The input for the neural networks consisted of a matrix, or “image” containing all 65 features with a window size of 2048, and a step size of 512 samples, over the first 6 seconds of non zero features in the recording.
To counter problems caused by imbalanced data, a process for data augmentation was implemented to balance the dataset. For every original positive recording, 4 copies were made, and noise with randomized SNR in range of [15,20], pitch with a randomized semitone shift in the range of [-2,2] and gain augmentation with a randomized linear gain in the range of [0.75, 1.5] were applied to each[JZ1] . Additionally, for each augmented copy of positive data, an equivalent set of randomized augmentations was applied to a recording from the negative subset. Once applied, 2985 positive and 6166 negative recordings remained, bringing the positive to negative ratio from 0.1580 to 0.4841.
This input would then be fed into a series of layer batches that included a convolutional layer, to sweep the layer input for learned patterns, a ReLu layer, to prevent vanishing gradients, a batch normalization layer, to prevent exploding gradients and aid in smooth training, and a max pooling layer, to help maintain reasonable training performance as complexity is increased. At the end of the network, 2 fully connected layers for final interpretation of convolutional patterns and 2 dropout layers feed into the final SoftMax classification.
While the same basic design of this network was kept consistent throughout the research, a diverse and numerous number of combinations of training parameters, removed layers, added layers, kernel sizes, filter numbers, pooling sizes, fully connected sizes, dropout rates, augmentation ratios and many more were tested.
Unfortunately, through the entirety of the training process, no model developed successfully reached over 20% sensitivity, and never reached the 87% accurate test performance that was claimed in the report . The main obstacle in training these networks was overfitting, as during training, models would typically learn to default to a negative diagnosis, then slowly learn to memorize the numerically few COVID positive cases in the dataset.

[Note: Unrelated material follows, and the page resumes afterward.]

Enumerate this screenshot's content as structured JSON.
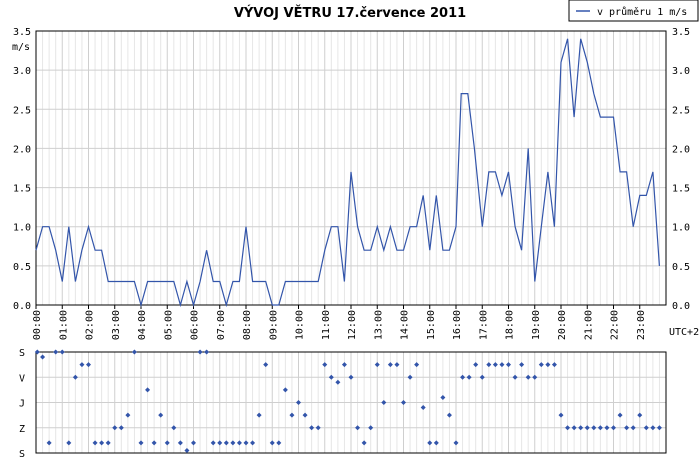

Overall, this study suggests that the task of identifying COVID based on only cough audio is a task that requires a more complex model than a simple convolutional network can provide. Also, it may be possible that the features in the input may be enabling easier overfitting, by making each input more distinctive. Some testing was done using only MFCC’s but other combinations of features could be explored in the future.

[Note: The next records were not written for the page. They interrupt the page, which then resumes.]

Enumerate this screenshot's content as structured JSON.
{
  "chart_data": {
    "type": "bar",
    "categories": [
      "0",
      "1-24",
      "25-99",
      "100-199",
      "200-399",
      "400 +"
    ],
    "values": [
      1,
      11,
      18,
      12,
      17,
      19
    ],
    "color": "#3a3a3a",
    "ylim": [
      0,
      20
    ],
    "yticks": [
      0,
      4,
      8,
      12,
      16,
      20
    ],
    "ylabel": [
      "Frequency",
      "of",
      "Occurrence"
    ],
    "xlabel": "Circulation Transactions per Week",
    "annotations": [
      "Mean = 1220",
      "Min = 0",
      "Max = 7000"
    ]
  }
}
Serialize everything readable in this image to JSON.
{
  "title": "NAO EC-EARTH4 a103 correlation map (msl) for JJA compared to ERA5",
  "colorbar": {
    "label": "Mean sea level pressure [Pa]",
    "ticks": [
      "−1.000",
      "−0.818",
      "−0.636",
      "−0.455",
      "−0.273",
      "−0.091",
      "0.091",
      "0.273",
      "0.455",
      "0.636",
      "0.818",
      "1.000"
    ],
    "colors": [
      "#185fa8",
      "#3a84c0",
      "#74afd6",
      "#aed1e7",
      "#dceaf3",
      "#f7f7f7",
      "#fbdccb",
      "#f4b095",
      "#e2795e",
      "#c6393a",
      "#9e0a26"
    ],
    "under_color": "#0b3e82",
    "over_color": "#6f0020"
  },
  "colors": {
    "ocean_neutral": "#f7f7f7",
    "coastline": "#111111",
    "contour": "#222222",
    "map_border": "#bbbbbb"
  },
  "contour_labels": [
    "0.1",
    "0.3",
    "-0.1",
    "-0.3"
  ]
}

At the conclusion of our research, it was clear that the detection of COVID using only cough audio is a vastly complex and difficult task, and although a successful model was not able to be developed in time, the project provided some valuable insights into the primary challenges and properties of the problem. From the feature analysis and classical approaches, it was indicated that there were no readily distinct surface level markers that can be used for a reliable diagnosis. Attempts at designing a successful neural network revealed that a simple convolutional model with variations of the structure presented, the unbalanced dataset used, and the limited computing power avalible were also not enough to accurately diagnos. However, from the literature review conducted, it has been reported that COVID detection using machine learning is possible. Therefore, for future studies, it would be beneficial to find an expanded dataset of covid positive cases, utilize Cal Poly’s supercomputing facilities, and potentially cross-train pretrained image detection models.